Wild life - By Susan Wells Bennett

Wild life is a book that intrigued me from the very beginning, starting with its title. Usually the title of a book would give away a little of its “soul”, tell the reader what to expect… all I could glean from this one was that the book had something to do with animals. And since I love animals, I set to reading it with enthusiasm.
Just to discover that Wild Life became more intriguing by the minute. Every time I thought I had it pegged down to one genre, the story would have some new twist that would somewhat change it, always keeping me on a razor edge about how it would end.
There are so many things I loved about it that I’m finding it difficult to list them all.

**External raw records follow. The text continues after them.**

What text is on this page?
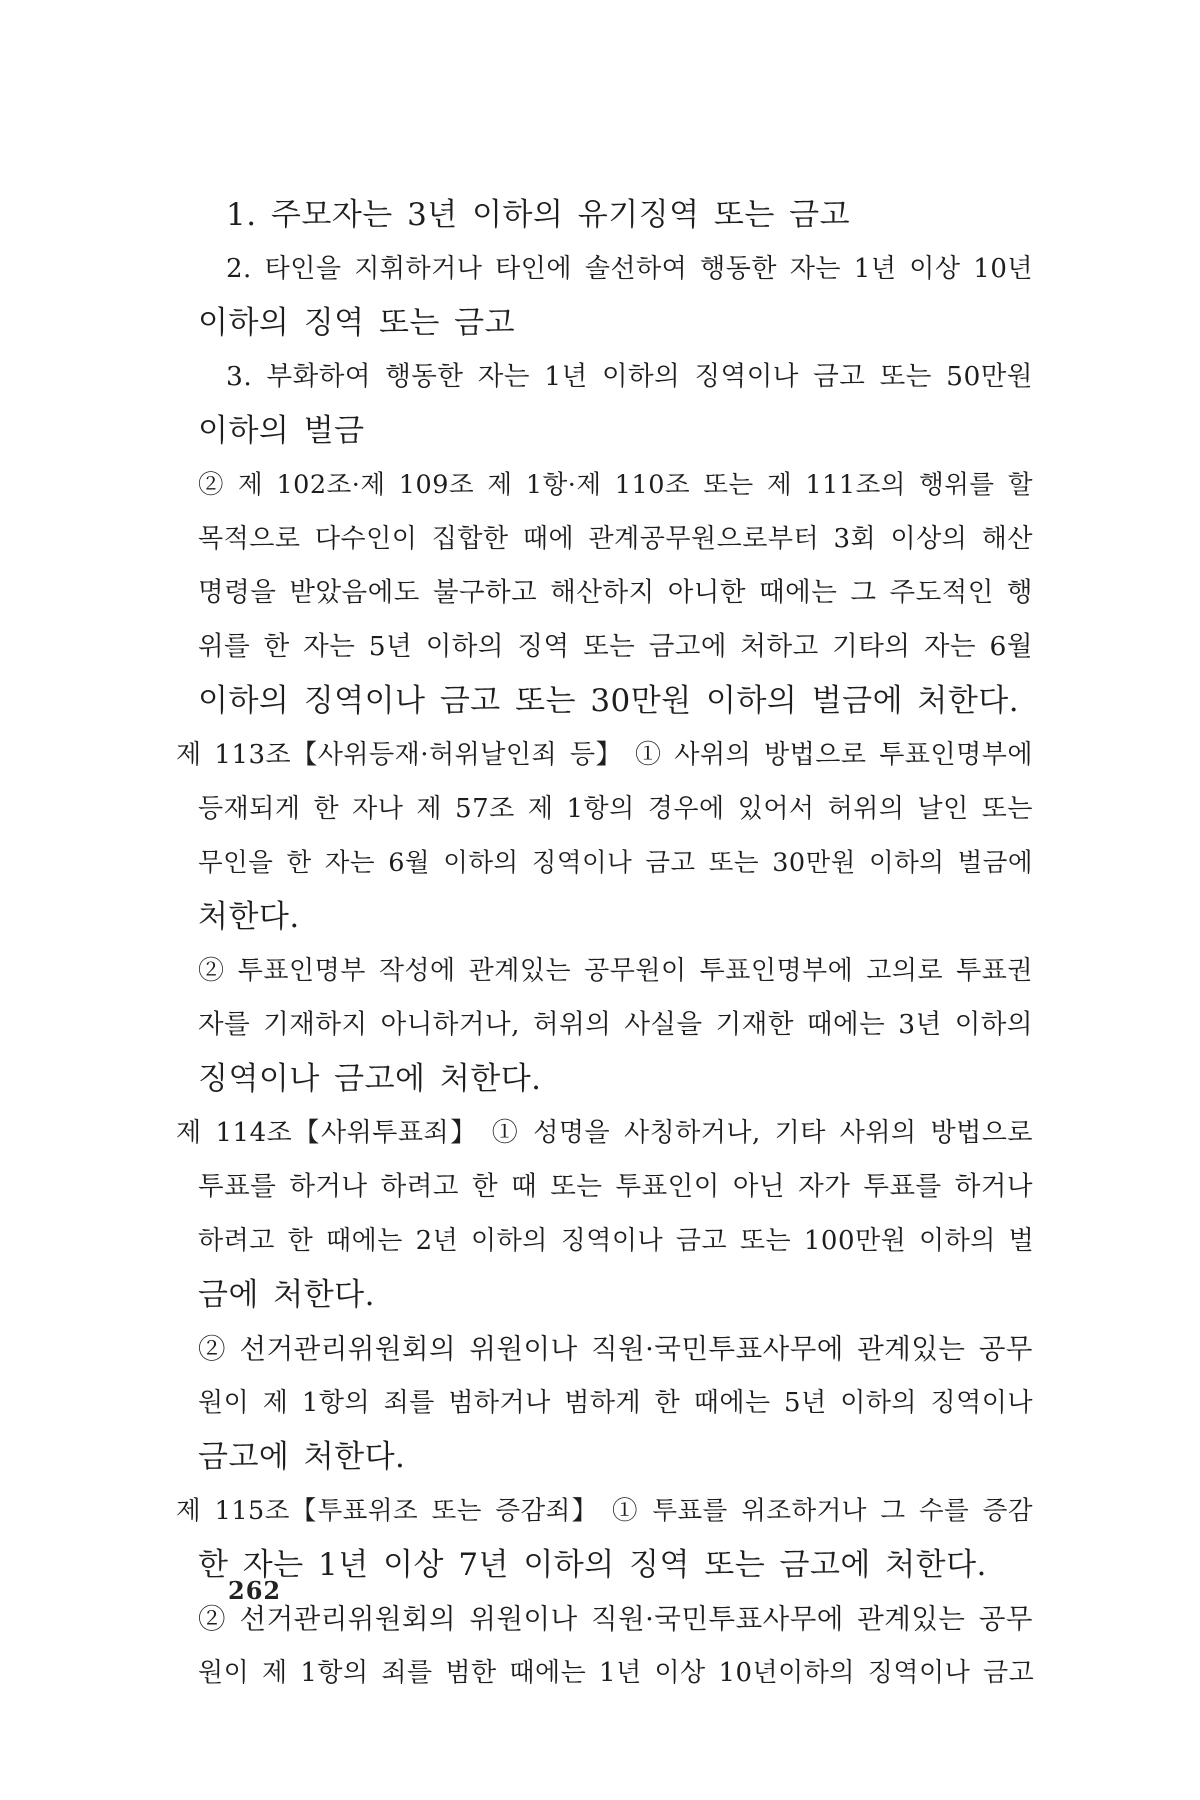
1. 주모자는 3년 이하의 유기징역 또는 금고
2. 타인을 지휘하거나 타인에 솔선하여 행동한 자는 1년 이상 10년
이하의 징역 또는 금고
3. 부화하여 행동한 자는 1년 이하의 징역이나 금고 또는 50만원
이하의 벌금
② 제 102조·제 109조 제 1항·제 110조 또는 제 111조의 행위를 할
목적으로 다수인이 집합한 때에 관계공무원으로부터 3회 이상의 해산
명령을 받았음에도 불구하고 해산하지 아니한 때에는 그 주도적인 행
위를 한 자는 5년 이하의 징역 또는 금고에 처하고 기타의 자는 6월
이하의 징역이나 금고 또는 30만원 이하의 벌금에 처한다.
제 113조【사위등재·허위날인죄 등】 ① 사위의 방법으로 투표인명부에
등재되게 한 자나 제 57조 제 1항의 경우에 있어서 허위의 날인 또는
무인을 한 자는 6월 이하의 징역이나 금고 또는 30만원 이하의 벌금에
처한다.
② 투표인명부 작성에 관계있는 공무원이 투표인명부에 고의로 투표권
자를 기재하지 아니하거나, 허위의 사실을 기재한 때에는 3년 이하의
징역이나 금고에 처한다.
제 114조【사위투표죄】 ① 성명을 사칭하거나, 기타 사위의 방법으로
투표를 하거나 하려고 한 때 또는 투표인이 아닌 자가 투표를 하거나
하려고 한 때에는 2년 이하의 징역이나 금고 또는 100만원 이하의 벌
금에 처한다.
② 선거관리위원회의 위원이나 직원·국민투표사무에 관계있는 공무
원이 제 1항의 죄를 범하거나 범하게 한 때에는 5년 이하의 징역이나
금고에 처한다.
제 115조【투표위조 또는 증감죄】 ① 투표를 위조하거나 그 수를 증감
한 자는 1년 이상 7년 이하의 징역 또는 금고에 처한다.
② 선거관리위원회의 위원이나 직원·국민투표사무에 관계있는 공무
원이 제 1항의 죄를 범한 때에는 1년 이상 10년이하의 징역이나 금고
262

First and foremost, the style in which the book is written, clean, flowing, at times downright ironical and amusing, at times meditative or even sad, but always in tone with the events.
Then the characters… they come to life, page after page, making you feel like you’ve always known them, and making you feel for them and with them. Claire and Sondra are very different from each other, and yet each is so vivid and “true” to the last detail. And while being a middle aged man, Milo is also the sort of “hero” a reader will find it difficult to forget. And behind all of them, in the background but always very much present, there are the zoo animals that give the book its title.

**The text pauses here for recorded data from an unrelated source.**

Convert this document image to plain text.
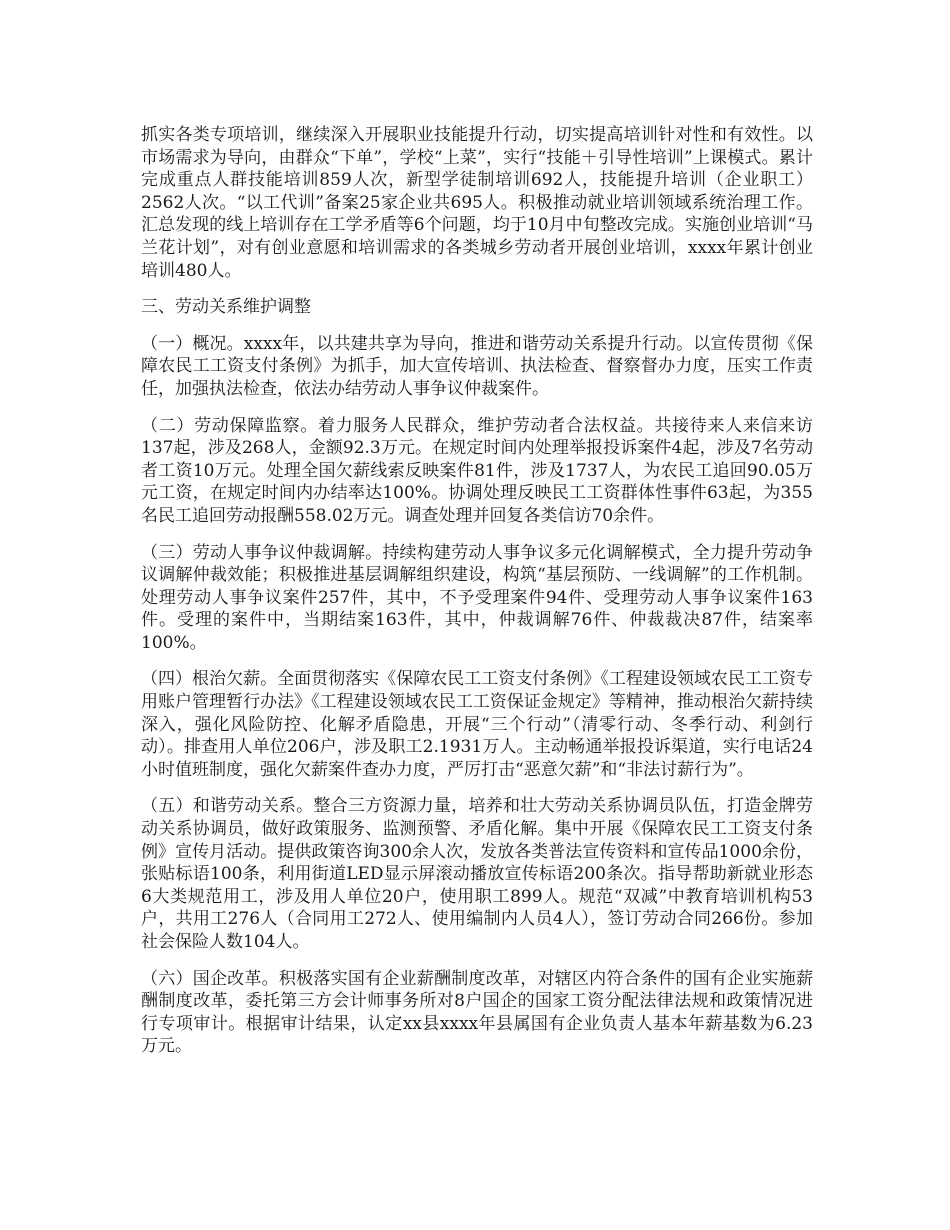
抓实各类专项培训，继续深入开展职业技能提升行动，切实提高培训针对性和有效性。以市场需求为导向，由群众“下单”，学校“上菜”，实行“技能＋引导性培训”上课模式。累计完成重点人群技能培训859人次，新型学徒制培训692人，技能提升培训（企业职工）2562人次。“以工代训”备案25家企业共695人。积极推动就业培训领域系统治理工作。汇总发现的线上培训存在工学矛盾等6个问题，均于10月中旬整改完成。实施创业培训“马兰花计划”，对有创业意愿和培训需求的各类城乡劳动者开展创业培训，xxxx年累计创业培训480人。

三、劳动关系维护调整

（一）概况。xxxx年，以共建共享为导向，推进和谐劳动关系提升行动。以宣传贯彻《保障农民工工资支付条例》为抓手，加大宣传培训、执法检查、督察督办力度，压实工作责任，加强执法检查，依法办结劳动人事争议仲裁案件。

（二）劳动保障监察。着力服务人民群众，维护劳动者合法权益。共接待来人来信来访137起，涉及268人，金额92.3万元。在规定时间内处理举报投诉案件4起，涉及7名劳动者工资10万元。处理全国欠薪线索反映案件81件，涉及1737人，为农民工追回90.05万元工资，在规定时间内办结率达100%。协调处理反映民工工资群体性事件63起，为355名民工追回劳动报酬558.02万元。调查处理并回复各类信访70余件。

（三）劳动人事争议仲裁调解。持续构建劳动人事争议多元化调解模式，全力提升劳动争议调解仲裁效能；积极推进基层调解组织建设，构筑“基层预防、一线调解”的工作机制。处理劳动人事争议案件257件，其中，不予受理案件94件、受理劳动人事争议案件163件。受理的案件中，当期结案163件，其中，仲裁调解76件、仲裁裁决87件，结案率100%。

（四）根治欠薪。全面贯彻落实《保障农民工工资支付条例》《工程建设领域农民工工资专用账户管理暂行办法》《工程建设领域农民工工资保证金规定》等精神，推动根治欠薪持续深入，强化风险防控、化解矛盾隐患，开展“三个行动”（清零行动、冬季行动、利剑行动）。排查用人单位206户，涉及职工2.1931万人。主动畅通举报投诉渠道，实行电话24小时值班制度，强化欠薪案件查办力度，严厉打击“恶意欠薪”和“非法讨薪行为”。

（五）和谐劳动关系。整合三方资源力量，培养和壮大劳动关系协调员队伍，打造金牌劳动关系协调员，做好政策服务、监测预警、矛盾化解。集中开展《保障农民工工资支付条例》宣传月活动。提供政策咨询300余人次，发放各类普法宣传资料和宣传品1000余份，张贴标语100条，利用街道LED显示屏滚动播放宣传标语200条次。指导帮助新就业形态6大类规范用工，涉及用人单位20户，使用职工899人。规范“双减”中教育培训机构53户，共用工276人（合同用工272人、使用编制内人员4人），签订劳动合同266份。参加社会保险人数104人。

（六）国企改革。积极落实国有企业薪酬制度改革，对辖区内符合条件的国有企业实施薪酬制度改革，委托第三方会计师事务所对8户国企的国家工资分配法律法规和政策情况进行专项审计。根据审计结果，认定xx县xxxx年县属国有企业负责人基本年薪基数为6.23万元。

A zoo is an unusual setting for a book, and yet even if it is a little startling in the beginning, it soon becomes the natural stage for the characters to move on, even Sondra, who’s clearly more at ease in a bar than in a zoo.
And last but not least, the blending of genres. At the beginning, I thought I was reading a romance, very well written and very unusual, but a romance nonetheless, so I expected the book to develop on the lines of a romance… what I did not foresee nor expect was that what I was discovering about the personal life of the main character would lead to a blending of romance and mystery, brought into being with the utmost ability, with no hanging leads and while maintaining coherence to the whole story.
Definitely, this is a very good novel, which I would set at the same level with the works of the best authors of both genres I have read, and that I highly recommend reading.